驚いて固まっている四人を見て、少年は驚きに目を見開いた。


「……そ……それはもしや……薔薇の鞭……!!」


少年は震える声でそう呟いた後、感極まって、


「女神様あああああ!!」


と叫びながら駆け出し、ミントの足元に平伏した。


「ええ?!」


少年の行動に、ミントは驚いて思わずのけ反った。


「ワット!? 何よあんた?! ミントきゅんに平伏していいのはアタイだけ〜〜〜みたいな〜〜〜!!」


その隣に、チロルも平伏した。


「ええええ!?」


飛び入り参加してきた彼女に更に驚くミント。


「……ミントにそんな趣味が……」


そんなミントに、じとっとした視線を向けるココア。


「ココア?!」


このままだと自分の趣味を誤解されかねないと思ったミントは、


「ああ、お目にかかれて光栄です女神様!! はっ! 申し遅れました!! 僕はフラン……"フラン=スパン"と申す者です!!」


「い、いや、あの、えと、フランスパンさん? 人違いではないですか? って言いうか、オレ、男なんですけど」


困ったように笑いながら、しゃがんで少年、フランに話し掛けた。

ちなみに、チロルに関しては面倒臭いので無視した。


「え、ええ!? 貴方はメルヘンの女神様、ジャンヌ様ではないのですか?!」


すると、フランは驚いたようにガバッと顔を上げた。


「……。…………。……………………ジャンヌ?」


長い沈黙の後、彼が口に出した名前をゆっくりと聞き返すミント。


「はい。
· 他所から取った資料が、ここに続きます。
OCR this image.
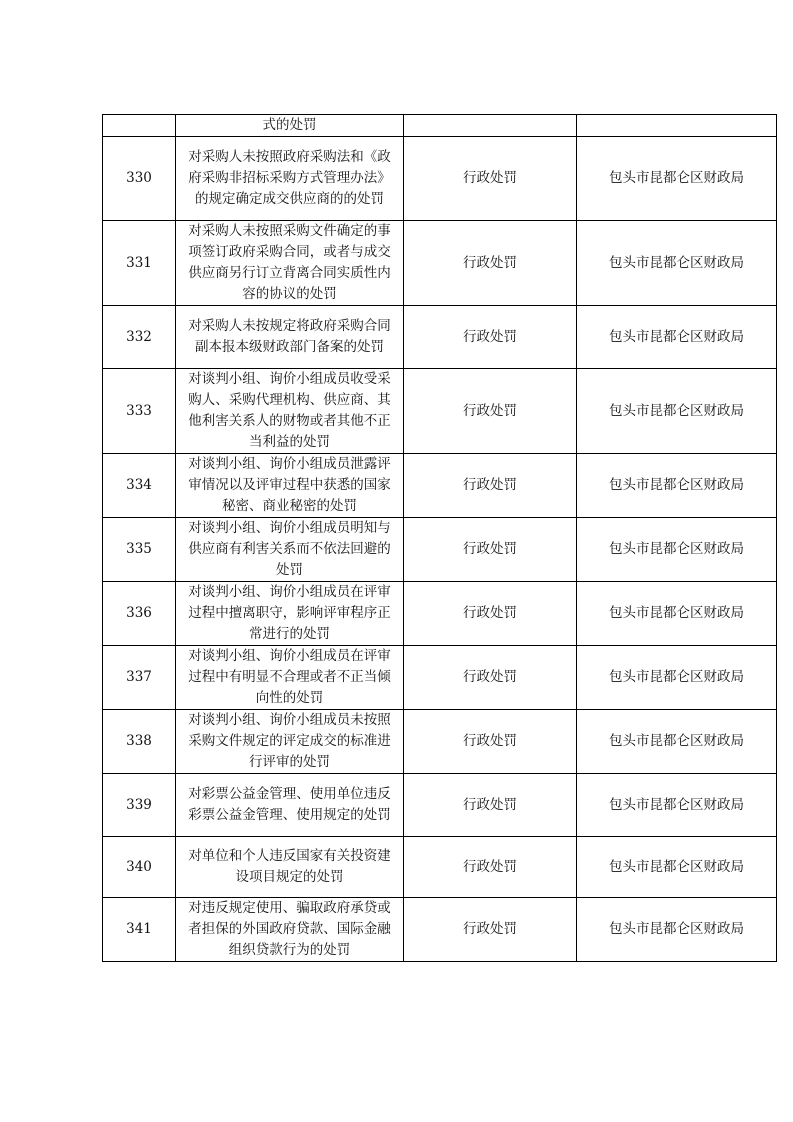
	式的处罚		
330	对采购人未按照政府采购法和《政府采购非招标采购方式管理办法》的规定确定成交供应商的的处罚	行政处罚	包头市昆都仑区财政局
331	对采购人未按照采购文件确定的事项签订政府采购合同，或者与成交供应商另行订立背离合同实质性内容的协议的处罚	行政处罚	包头市昆都仑区财政局
332	对采购人未按规定将政府采购合同副本报本级财政部门备案的处罚	行政处罚	包头市昆都仑区财政局
333	对谈判小组、询价小组成员收受采购人、采购代理机构、供应商、其他利害关系人的财物或者其他不正当利益的处罚	行政处罚	包头市昆都仑区财政局
334	对谈判小组、询价小组成员泄露评审情况以及评审过程中获悉的国家秘密、商业秘密的处罚	行政处罚	包头市昆都仑区财政局
335	对谈判小组、询价小组成员明知与供应商有利害关系而不依法回避的处罚	行政处罚	包头市昆都仑区财政局
336	对谈判小组、询价小组成员在评审过程中擅离职守，影响评审程序正常进行的处罚	行政处罚	包头市昆都仑区财政局
337	对谈判小组、询价小组成员在评审过程中有明显不合理或者不正当倾向性的处罚	行政处罚	包头市昆都仑区财政局
338	对谈判小组、询价小组成员未按照采购文件规定的评定成交的标准进行评审的处罚	行政处罚	包头市昆都仑区财政局
339	对彩票公益金管理、使用单位违反彩票公益金管理、使用规定的处罚	行政处罚	包头市昆都仑区财政局
340	对单位和个人违反国家有关投资建设项目规定的处罚	行政处罚	包头市昆都仑区财政局
341	对违反规定使用、骗取政府承贷或者担保的外国政府贷款、国际金融组织贷款行为的处罚	行政处罚	包头市昆都仑区财政局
ジャンヌ様です」


こくりと頷くフラン。


「……あー、その人なら、王都市・シャイアにいますよ? たぶん」


と、ミントが教えると、


「マジですか!?」


「マジですよ」


「そ、その都市に行くにはここからどの方角に向かえば?!」


「北東ですね」


「あ、ありがとうございました!!」


立ち上がったフランは、被っていたシルクハットを取って深々と頭を下げ、


「イヴ!!」


『グオオオオオオオ!!』


イヴと呼ばれたドラゴンに乗って、北東へと飛び去っていった。


「「……ドラゴンマスター……」」


『む〜む〜』


五人はそんな彼を見て、口をぽかんと開け、一匹は二本足で立って、彼とドラゴンに短い右前足を出来る限り大きく振ってさよならをした。